Gerard Lyons, chief economist with Standard Chartered Bank, echoed these concerns, warning that Qatar could face harder times ahead if it does not move to control the burgeoning economy.
"The first and foremost challenge is to get Qatar's macroeconomic policy right," Lyons told the local press on June 5. "Inflation is a big worry for Qatar and the region as a whole," he said. "If you don't address the inflation problem, it is going to keep picking up and up and a boom will be created. And if you don't manage the boom effectively, you end up in a bust and then may start talking about riyal devaluation instead of revaluation in about four years time."
Lyons said key components for future growth and sustainability included responsible spending on infrastructure to meet the needs of the expanding economy, the development of a robust manufacturing base and the development of the service sector.
"If you need to achieve sustainable growth, you have to have private sector sustainability. You must build the infrastructure upon which the private sector can grow," he said.

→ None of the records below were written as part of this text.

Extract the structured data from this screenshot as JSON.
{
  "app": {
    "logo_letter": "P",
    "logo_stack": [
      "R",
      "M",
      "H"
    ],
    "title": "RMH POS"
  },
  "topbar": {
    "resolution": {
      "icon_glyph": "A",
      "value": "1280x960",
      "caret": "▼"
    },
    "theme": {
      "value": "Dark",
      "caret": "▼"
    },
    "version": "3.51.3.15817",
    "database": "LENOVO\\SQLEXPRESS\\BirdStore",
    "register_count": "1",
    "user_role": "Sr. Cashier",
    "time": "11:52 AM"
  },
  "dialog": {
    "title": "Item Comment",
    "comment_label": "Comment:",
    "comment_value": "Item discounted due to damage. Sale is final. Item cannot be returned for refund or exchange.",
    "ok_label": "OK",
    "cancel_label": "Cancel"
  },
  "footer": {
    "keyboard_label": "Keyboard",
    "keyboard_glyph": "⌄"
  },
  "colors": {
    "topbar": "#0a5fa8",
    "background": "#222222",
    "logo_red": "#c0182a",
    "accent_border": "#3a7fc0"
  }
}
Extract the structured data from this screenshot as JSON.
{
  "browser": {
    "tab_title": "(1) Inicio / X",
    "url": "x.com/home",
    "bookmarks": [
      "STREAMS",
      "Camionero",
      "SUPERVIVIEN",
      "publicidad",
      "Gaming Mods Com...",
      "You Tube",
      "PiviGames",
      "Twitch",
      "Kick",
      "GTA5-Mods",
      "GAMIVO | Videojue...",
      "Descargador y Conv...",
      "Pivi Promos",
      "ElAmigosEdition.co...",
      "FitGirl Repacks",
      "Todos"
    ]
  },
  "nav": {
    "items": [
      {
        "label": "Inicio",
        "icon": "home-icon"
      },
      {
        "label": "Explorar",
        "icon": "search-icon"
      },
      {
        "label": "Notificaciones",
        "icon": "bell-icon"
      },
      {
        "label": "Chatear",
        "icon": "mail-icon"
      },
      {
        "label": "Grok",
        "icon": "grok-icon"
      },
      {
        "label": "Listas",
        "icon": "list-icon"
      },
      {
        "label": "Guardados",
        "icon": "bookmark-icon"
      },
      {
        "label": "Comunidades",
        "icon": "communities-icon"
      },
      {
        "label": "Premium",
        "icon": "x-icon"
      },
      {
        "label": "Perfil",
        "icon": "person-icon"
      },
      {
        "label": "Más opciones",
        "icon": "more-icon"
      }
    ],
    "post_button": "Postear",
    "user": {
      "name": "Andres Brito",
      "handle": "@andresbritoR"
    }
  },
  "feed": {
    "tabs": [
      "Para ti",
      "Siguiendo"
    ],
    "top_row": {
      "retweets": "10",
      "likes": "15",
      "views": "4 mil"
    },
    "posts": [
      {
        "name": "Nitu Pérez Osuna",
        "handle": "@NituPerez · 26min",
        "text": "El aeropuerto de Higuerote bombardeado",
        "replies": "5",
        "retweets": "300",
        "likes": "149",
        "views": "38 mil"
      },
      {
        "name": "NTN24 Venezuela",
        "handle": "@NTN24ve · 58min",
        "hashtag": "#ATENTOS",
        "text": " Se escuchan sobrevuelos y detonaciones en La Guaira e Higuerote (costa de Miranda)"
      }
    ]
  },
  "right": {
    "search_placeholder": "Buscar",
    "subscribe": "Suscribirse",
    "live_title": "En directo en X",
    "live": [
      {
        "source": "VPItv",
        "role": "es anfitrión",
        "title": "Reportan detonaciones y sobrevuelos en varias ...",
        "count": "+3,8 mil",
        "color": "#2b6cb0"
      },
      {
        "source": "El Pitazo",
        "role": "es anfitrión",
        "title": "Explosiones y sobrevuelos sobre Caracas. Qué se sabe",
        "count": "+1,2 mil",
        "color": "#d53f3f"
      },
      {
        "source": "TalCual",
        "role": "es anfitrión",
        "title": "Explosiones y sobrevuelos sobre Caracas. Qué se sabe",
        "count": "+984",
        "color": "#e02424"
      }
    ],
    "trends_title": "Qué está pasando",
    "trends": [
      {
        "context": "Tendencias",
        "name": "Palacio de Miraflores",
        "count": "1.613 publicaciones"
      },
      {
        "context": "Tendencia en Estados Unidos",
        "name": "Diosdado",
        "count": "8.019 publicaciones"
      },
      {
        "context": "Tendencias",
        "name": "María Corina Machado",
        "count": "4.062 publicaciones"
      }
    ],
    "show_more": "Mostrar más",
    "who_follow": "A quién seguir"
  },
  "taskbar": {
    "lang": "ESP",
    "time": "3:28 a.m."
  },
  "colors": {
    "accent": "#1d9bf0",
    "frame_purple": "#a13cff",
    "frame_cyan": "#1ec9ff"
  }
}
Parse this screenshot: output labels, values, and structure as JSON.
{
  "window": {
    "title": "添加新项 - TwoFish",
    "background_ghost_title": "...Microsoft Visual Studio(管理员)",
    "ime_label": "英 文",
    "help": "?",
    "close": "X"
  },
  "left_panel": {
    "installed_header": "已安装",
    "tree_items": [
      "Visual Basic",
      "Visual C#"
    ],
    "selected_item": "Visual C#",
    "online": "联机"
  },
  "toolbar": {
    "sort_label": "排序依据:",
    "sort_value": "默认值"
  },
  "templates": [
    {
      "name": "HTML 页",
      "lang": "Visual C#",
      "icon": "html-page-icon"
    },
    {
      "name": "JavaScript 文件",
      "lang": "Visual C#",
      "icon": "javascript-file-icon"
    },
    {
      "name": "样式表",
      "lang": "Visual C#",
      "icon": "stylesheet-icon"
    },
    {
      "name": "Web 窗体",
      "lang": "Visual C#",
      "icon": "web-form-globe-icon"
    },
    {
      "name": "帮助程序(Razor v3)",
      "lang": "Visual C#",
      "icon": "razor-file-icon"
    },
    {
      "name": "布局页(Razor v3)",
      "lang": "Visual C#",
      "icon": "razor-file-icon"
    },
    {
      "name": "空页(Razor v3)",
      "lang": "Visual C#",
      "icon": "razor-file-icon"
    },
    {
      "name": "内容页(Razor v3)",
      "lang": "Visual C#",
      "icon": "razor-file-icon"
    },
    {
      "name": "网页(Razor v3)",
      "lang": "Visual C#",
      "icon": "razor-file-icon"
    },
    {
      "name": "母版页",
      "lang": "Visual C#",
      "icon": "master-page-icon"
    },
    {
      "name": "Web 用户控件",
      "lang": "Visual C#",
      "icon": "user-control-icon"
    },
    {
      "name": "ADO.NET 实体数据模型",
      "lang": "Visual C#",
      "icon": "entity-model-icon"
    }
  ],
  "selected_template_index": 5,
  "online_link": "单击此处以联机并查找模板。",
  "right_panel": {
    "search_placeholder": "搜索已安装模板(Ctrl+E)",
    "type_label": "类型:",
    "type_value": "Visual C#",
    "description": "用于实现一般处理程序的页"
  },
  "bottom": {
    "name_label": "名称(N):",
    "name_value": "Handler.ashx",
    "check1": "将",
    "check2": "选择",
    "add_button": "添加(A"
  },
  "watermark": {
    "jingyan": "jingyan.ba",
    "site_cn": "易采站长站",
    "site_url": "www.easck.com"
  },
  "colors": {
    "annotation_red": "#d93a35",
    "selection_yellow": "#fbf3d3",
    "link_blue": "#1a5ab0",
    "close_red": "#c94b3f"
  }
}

Qatar's current infrastructure programme is in fact one of the factors contributing to inflation. Investment in infrastructure has come at the same time as a surge in private sector construction, and supply side shortages have led to spiralling materials prices and a tightening of the labour market.
GIH recommended a more conservative approach to spending in order to balance inflation with growth.
"Containing inflation over the medium term calls for restraint on current expenditures and the phasing of development expenditures as part of a well-designed fiscal policy, as well as for continuing efforts to address problems related to supply-side bottlenecks, especially housing shortages," the report said.
Many analysts have suggested that part of the solution would involve Qatar following the lead of Kuwait and dropping its currency peg with the US dollar. Though officials have in the past rejected such a step, support is mounting for the move as inflation continues its upward trend.
While there were a number of constraints on severing the link with the dollar, especially the question of whether Qatar would take the step alone or in concert with other Gulf Cooperation Council (GCC) member states, the time may have come to cut the long standing tie, said Ibrahim Al Ibrahim, economic adviser to Qatar's Emir Sheikh Hamad bin Khalifa Al Thani.
"We have to delink," Al Ibrahim said. "It does not make sense to stay linked to a currency that is declining while our economy is growing. At a time when our currency should be going up, it is going down."
Despite pressure by Washington on the Gulf states to maintain their currency pegs, including a whistle stop tour of the region by Henry Paulson, US treasury secretary, in early June, the need to fight inflation and sustain growth may see Doha cut a historic tie to ensure the future.